Day 2 : Where I hold out false hope of being healthy.
Phakding - Namche Bazaar
           I woke up before 6AM, energized. I packed the bags while Squid slept.
She rejected this bright new day and tried to shrug it off for a fifteenth hour of sleep. I attributed my zip to regaining my health and renewing with solid stools, huzzah ! Well, that was soon proven to be inaccurate. We had a good breakfast and left before 8. We walked along the Khumbu Kola, but we would soon leave its bank ; today we climbed 700m., leaving the river and our breath far below in the valley.   However we did not leave the river altogether. We would continue to follow the path it scratched over the centuries through the tallest mountains in the world. We would follow it all the way to Everest Base Camp, situated on the Khumbu glacier.

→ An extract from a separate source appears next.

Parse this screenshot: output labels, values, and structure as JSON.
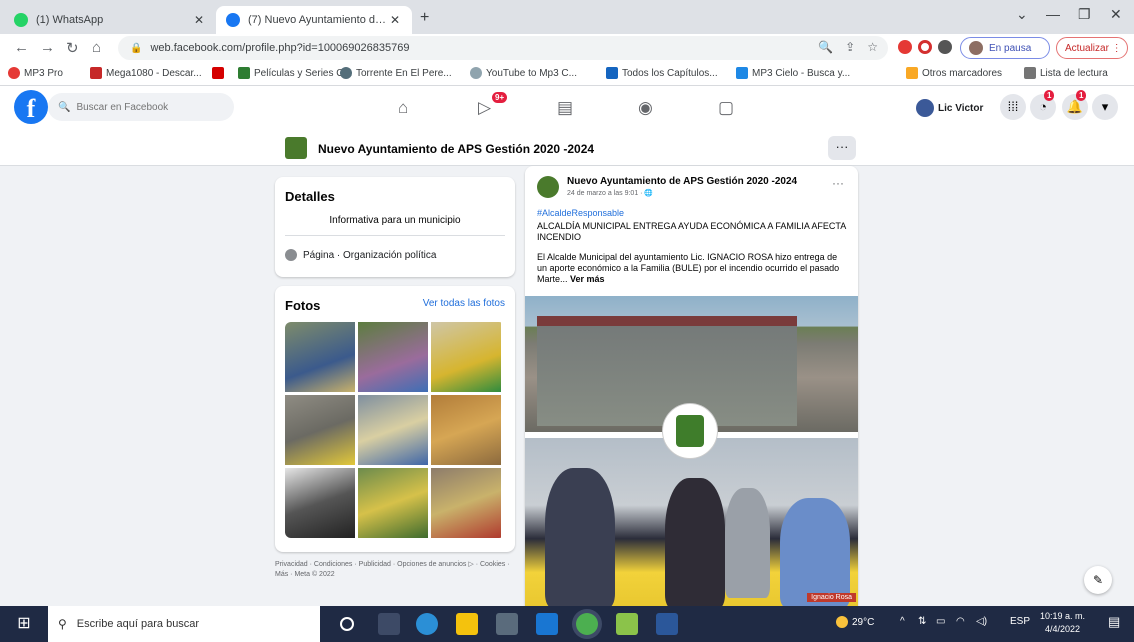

           Our destination was Namche Bazaar. The town is impressive both for its relative size and for its location, spreading across a bowl in the mountain. Before we got there, we passed through a gate inviting us into the sacred Khumbu Valley, and by a guardpost « inviting » us to pay a small fee. Namche looked like a lot of fun, but we were just too worn out to go out and enjoy it. Instead, we slowly thawed in the common room which had a heater.
Khalij Pheasant
The rooms have no such luxury on the trail, so we hid in our sleeping bags as much as possible, turning blue whenever we had to go to the bathroom. Thankfully, it was in the room, but that too was a luxury would not have for long.

2015 earthquake damage, the tragedy's effects are long-lasting.

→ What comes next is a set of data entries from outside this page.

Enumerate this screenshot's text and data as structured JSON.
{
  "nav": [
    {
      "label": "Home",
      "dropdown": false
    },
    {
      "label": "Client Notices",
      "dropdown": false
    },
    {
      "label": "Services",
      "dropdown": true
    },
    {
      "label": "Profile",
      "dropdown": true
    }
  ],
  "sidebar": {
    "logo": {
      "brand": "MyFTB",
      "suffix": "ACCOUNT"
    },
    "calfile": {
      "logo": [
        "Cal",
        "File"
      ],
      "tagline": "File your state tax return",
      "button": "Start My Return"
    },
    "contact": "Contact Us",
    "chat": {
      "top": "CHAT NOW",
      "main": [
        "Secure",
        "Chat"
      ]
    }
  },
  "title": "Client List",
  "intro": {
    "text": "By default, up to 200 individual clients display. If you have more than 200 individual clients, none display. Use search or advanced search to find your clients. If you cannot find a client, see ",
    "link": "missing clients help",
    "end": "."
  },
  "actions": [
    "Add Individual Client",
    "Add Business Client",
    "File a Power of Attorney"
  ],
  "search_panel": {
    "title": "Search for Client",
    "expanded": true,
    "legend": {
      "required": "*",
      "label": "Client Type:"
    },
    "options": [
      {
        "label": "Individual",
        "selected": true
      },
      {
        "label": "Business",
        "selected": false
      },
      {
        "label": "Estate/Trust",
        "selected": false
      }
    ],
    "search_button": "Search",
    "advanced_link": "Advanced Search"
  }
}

Room with a view, for those still alive to appreciate it.

Day 3 : Old man yells at cloud.
Namche - Everest View Hotel - Namche
        People say the nights are long and boring on the trail, but we felt there was always a wide range of activities to do at night. Beyond the thrill of lying motionless in your sleeping bag, you could rest, chat with your companions, hear your teeth chatter, read, try to avoid exposing skin to the biting cold, stare at the ceiling, contemplate your life’s mistakes, shiver to keep warm, write in your journal, question your sanity for trying to go 5500m up when just weeks ago the 6th floor seemed like a hassle… The fun never stopped.
         Day 3 was an acclimatization day. That’s a « rest » day where you climb endlessly just get your body accustomed to the higher altitude before hiking all the way back down to sleep safely at the same altitude you started off at. This day we were hiking 600m up to the Everest View Hotel, which promised a glimpse of Everest. It was an arduous walk, but the weather was clear and we got to the fancy Japanese designed hotel, with its huge fireplace, elegant paintings and its prized balcony with a view of Everest, before lunch. We took a seat and looked for the world’s third pole. We looked some more. My earlier assertion about the weather was wrong. There was a single cloud in the sky, plopped right in front of Everest, oblivious to our frustration or worse. Maybe it was enjoying itself, like a cat enjoys jumping on your keyboard. It was definitely enjoying itself, the bastard. Although, perhaps, seeing Everest on the third day would have been akin to cheating. A glimpse of Everest shouldn’t come so easily. It should be earned, and we hadn’t earned it yet. I'd also forgotten to bring my camera, so I ended up making peace with the cloud. The view was still beautiful. We sipped our exorbitantly priced drinks in the sun and returned to Namche with a little extra determination.